Sunday, 22 July 2012

Why would billionaire Mark Zuckerberg need a loan?



Facebook founder Mark Zuckerberg (pictured) recently refinanced his Palo Alto home near the company's headquarters with a 30-year 1.05 percent adjustable mortgage rate.
This has left many wondering why a billionaire such as himself, valued at around $15.6 billion (RM49.27 billion), would take out a loan for a US$5.95 million (RM18.79 million) house when he can buy it outright.
According to analysts, this is because US mortgage rates are at historical lows and Zuckerberg's loan costs absolutely nothing.

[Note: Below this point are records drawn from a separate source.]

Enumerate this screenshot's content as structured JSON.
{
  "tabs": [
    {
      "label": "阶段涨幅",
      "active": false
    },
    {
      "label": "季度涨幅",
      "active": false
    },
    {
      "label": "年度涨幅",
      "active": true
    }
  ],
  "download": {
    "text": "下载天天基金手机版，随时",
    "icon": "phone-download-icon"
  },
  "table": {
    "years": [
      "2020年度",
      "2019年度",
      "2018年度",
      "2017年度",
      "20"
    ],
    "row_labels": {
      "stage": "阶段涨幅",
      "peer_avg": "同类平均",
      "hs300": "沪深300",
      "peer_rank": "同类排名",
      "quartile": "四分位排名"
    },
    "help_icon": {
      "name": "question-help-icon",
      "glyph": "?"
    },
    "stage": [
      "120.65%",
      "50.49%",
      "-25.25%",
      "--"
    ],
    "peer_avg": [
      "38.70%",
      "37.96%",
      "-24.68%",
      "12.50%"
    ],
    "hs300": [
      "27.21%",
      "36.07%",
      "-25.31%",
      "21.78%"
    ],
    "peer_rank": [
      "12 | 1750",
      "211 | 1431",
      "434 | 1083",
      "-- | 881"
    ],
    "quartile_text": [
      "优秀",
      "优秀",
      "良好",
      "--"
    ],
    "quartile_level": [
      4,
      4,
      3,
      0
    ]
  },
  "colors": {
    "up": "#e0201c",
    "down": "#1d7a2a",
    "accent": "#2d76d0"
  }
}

"When you borrow at an interest rate that's below the rate of inflation, you're essentially borrowing for free," said Greg McBride, Senior Analyst at mortgage tracker Bankrate.com.
"When you can borrow for free, there's no sense in tying up your own money, when you can use that money for more profitable things," he added.
Zuckerberg's low rate is due to the fact that his mortgage is adjustable, so the interest rate could go up. While these types of loans usually have lower interest, they are reserved for borrowers with zero risk.
"This is not a product reserved for celebrities," McBride said. "They aren't necessarily billionaires. We're talking about people who are millionaires, at least - corporate executives, wealthy people."